Mosaic, Murder and Charles Dickens
Somerset, 29th June 1860.
Version 1: Constance Kent waits until the family and the servants are asleep. By dead of night she lifts her sleeping brother from his bed, takes him to a privy and cuts his throat – so brutally that he is virtually decapitated.
Version 2: Constance’s father is having an affair with his son’s nursemaid. Their love making interrupted by the child, he slits the boy’s throat in a fit of jealous rage and takes him to the outhouse.
Version 3: Jealous and enraged by their father’s second marriage, Constance’s brother murders his step brother and dumps the body in the outhouse. Constance is complicit, or alternatively, Constance is entirely free from involvement.
Five years after the murder, Constance confesses her guilt to an Anglican clergyman. She is tried, pleads guilty and is imprisoned. Many people doubt the validity of her confession, amongst them Charles Dickens, who feels she is shielding her father, or perhaps her brother. Dickens uses Constance as a model for Helena Landless in his unfinished novel ‘The Mystery of Edwin Drood’.
There is an English folk song about the case. These are some of the lines. Perhaps they scan better when set to music:
His little throat I cut from ear to ear
Wrapped him in a blanket and away did steer
To the water-closet, which soon I found,
In the dirty soil then I pushed him down.

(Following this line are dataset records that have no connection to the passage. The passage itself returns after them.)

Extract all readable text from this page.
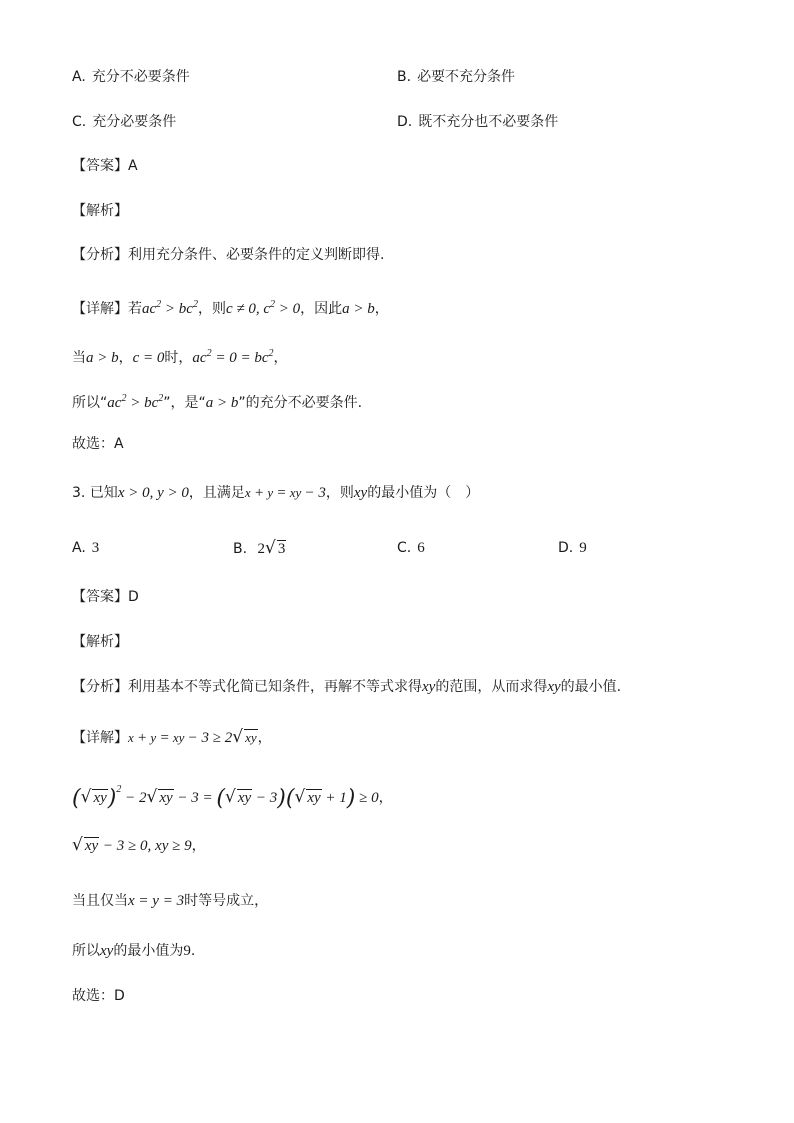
A. 充分不必要条件	B. 必要不充分条件
C. 充分必要条件	D. 既不充分也不必要条件
【答案】A
【解析】
【分析】利用充分条件、必要条件的定义判断即得.
【详解】若$ac^2 > bc^2$，则c ≠ 0, $c^2 > 0$，因此a > b，
当a > b，c = 0时，$ac^2 = 0 = bc^2$，
所以“$ac^2 > bc^2$”，是“a > b”的充分不必要条件.
故选：A
3. 已知x > 0, y > 0，且满足x + y = xy − 3，则xy的最小值为（　）
A. 3	B. 2√ 3	C. 6	D. 9
【答案】D
【解析】
【分析】利用基本不等式化简已知条件，再解不等式求得xy的范围，从而求得xy的最小值.
【详解】x + y = xy − 3 ≥ 2√ xy，
(√ xy)$^2$ − 2√ xy − 3 = (√ xy − 3)(√ xy + 1) ≥ 0，
√ xy − 3 ≥ 0, xy ≥ 9，
当且仅当x = y = 3时等号成立，
所以xy的最小值为9.
故选：D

Constance is sentenced to death, but her sentence is commuted, owing to her youth and her confession. She is incarcerated in a number of places, and it is in prison that she is trained in the art of mosaic making. She makes mosaic pavements – sometimes known as ‘Opus Criminale’. One is for the crypt of St Paul’s Cathedral, another is for St Peter’s, The Grove on the Isle of Portland. After 20 years in jail, she goes on to spend 50 years in Australia, dying at the age of 100.